Healthcare must not be reduced to merely a commodity to be purchased based on which patient can pay more. It is a service that is rendered to people who fall ill and to the elderly. The service to heal must be one based on care and compassion.
Four, medical practitioners and allied health professionals should be allowed to practice in public hospitals/polyclinics and vice versa. This reduces brain drain, redistributes talent more equitably between the public and private sectors, maximizes economies of scale, improves remuneration and working conditions for physicians.
In order to ensure that physicians don’t overcharge and contribute to spiraling costs, clinical practice guidelines should be standardized and formalised in tariff tables.
Additionally there must be legislation to limit damages awarded in malpractice suits.
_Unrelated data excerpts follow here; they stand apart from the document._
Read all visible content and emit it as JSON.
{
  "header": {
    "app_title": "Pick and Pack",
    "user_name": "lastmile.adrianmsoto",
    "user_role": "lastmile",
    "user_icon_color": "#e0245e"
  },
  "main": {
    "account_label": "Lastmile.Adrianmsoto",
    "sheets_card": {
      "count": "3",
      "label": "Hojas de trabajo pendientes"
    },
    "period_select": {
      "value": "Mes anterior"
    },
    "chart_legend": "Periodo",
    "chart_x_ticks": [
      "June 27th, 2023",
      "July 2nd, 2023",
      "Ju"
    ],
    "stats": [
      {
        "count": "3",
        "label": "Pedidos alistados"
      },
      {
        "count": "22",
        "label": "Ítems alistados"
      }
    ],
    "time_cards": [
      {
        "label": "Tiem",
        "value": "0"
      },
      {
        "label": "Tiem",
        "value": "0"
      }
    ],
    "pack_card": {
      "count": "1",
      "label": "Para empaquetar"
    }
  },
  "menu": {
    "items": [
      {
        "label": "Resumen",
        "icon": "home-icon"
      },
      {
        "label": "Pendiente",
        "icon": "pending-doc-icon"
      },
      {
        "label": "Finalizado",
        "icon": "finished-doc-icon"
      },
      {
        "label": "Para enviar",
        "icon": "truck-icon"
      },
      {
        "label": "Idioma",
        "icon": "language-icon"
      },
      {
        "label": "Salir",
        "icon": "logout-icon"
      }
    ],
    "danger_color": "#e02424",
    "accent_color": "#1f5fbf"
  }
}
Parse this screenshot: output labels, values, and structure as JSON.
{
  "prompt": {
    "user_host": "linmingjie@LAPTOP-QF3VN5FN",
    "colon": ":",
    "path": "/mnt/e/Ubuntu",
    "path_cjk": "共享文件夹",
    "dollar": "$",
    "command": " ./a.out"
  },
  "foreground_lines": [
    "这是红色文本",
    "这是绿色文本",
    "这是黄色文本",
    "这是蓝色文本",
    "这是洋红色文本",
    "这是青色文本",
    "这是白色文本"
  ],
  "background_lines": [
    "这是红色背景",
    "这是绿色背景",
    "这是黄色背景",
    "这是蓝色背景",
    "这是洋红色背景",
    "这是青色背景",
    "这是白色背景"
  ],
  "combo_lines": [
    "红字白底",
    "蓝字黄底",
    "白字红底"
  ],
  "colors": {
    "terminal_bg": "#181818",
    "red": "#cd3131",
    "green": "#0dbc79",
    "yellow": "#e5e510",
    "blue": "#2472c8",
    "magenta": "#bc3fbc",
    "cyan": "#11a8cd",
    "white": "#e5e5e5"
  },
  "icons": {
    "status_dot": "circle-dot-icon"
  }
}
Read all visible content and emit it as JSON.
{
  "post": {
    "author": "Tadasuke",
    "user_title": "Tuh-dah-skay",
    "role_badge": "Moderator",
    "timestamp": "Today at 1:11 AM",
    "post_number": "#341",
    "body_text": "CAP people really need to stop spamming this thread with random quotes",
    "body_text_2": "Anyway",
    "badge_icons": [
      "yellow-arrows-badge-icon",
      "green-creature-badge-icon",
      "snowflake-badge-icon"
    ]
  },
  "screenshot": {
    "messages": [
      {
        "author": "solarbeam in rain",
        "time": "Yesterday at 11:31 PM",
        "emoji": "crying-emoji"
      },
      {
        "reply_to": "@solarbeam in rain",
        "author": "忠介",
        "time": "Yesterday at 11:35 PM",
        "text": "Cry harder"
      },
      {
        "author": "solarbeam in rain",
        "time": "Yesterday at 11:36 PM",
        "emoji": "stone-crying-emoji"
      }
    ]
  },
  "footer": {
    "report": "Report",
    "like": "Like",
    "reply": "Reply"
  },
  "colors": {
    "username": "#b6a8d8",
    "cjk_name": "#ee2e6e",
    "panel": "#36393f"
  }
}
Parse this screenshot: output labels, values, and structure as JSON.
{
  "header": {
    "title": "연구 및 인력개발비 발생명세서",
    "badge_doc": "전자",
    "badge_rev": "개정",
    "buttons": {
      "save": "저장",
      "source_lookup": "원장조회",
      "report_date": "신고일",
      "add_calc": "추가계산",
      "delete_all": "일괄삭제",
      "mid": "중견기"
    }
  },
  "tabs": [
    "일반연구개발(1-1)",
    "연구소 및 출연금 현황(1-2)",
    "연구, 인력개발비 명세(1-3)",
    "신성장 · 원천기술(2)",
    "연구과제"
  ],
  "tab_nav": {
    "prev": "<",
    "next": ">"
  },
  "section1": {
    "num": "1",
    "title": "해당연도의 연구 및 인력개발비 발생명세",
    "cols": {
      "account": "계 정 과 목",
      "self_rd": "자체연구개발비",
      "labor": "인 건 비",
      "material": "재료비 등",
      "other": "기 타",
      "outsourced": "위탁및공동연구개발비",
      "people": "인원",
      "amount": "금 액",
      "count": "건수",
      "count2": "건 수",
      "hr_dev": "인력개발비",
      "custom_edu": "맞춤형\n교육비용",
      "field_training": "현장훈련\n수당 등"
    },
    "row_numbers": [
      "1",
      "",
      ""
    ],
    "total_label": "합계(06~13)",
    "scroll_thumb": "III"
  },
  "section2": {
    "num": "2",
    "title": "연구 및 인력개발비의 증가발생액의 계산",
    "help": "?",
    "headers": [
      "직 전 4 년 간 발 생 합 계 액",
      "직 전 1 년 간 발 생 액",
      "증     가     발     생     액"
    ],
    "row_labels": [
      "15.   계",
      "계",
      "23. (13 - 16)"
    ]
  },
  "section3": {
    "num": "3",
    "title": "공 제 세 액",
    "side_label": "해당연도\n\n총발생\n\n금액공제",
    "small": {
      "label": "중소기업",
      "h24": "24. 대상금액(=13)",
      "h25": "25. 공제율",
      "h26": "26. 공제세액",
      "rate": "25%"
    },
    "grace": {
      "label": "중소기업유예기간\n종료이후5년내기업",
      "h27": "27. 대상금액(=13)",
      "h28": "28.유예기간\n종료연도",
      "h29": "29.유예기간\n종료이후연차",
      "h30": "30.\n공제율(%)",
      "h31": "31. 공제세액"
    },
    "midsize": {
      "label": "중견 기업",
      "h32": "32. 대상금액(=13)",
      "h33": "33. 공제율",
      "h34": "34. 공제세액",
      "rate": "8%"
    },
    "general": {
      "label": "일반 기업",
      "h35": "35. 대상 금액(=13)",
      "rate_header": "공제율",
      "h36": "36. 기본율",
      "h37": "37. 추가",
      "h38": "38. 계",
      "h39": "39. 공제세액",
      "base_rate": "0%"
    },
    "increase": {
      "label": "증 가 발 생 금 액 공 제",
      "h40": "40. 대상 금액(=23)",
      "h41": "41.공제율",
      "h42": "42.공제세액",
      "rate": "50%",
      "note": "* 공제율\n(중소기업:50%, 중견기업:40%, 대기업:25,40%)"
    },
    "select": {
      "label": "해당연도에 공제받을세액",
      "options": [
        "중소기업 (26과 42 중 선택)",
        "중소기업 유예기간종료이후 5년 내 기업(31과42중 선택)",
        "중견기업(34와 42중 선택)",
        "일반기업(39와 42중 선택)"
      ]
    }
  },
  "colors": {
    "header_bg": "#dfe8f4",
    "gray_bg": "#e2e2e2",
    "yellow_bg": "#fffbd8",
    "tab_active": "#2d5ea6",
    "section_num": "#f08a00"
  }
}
This not only reduces malpractice insurance premiums (which have been rising exponentially for the surgical disciplines) but also discourages defensive medicine where doctors order multiple, and often unnecessary tests to protect themselves from suits.
Finally, we should invest in health education, preventive healthcare and early detection to reduce overall costs, increase life expectancy and quality of life. Screening tests that have been economically evaluated to have a high cost-benefit ratio can be partially subsidized by the government.
Taken together, these measures will control healthcare costs in Singapore and make affordable medical care for all Singaporeans.
Drs Leong Yan Hoi, Tan Lip Hong and Toh Beng Chye are medical doctors. They are also members of the SDP’s Healthcare Advisory Panel.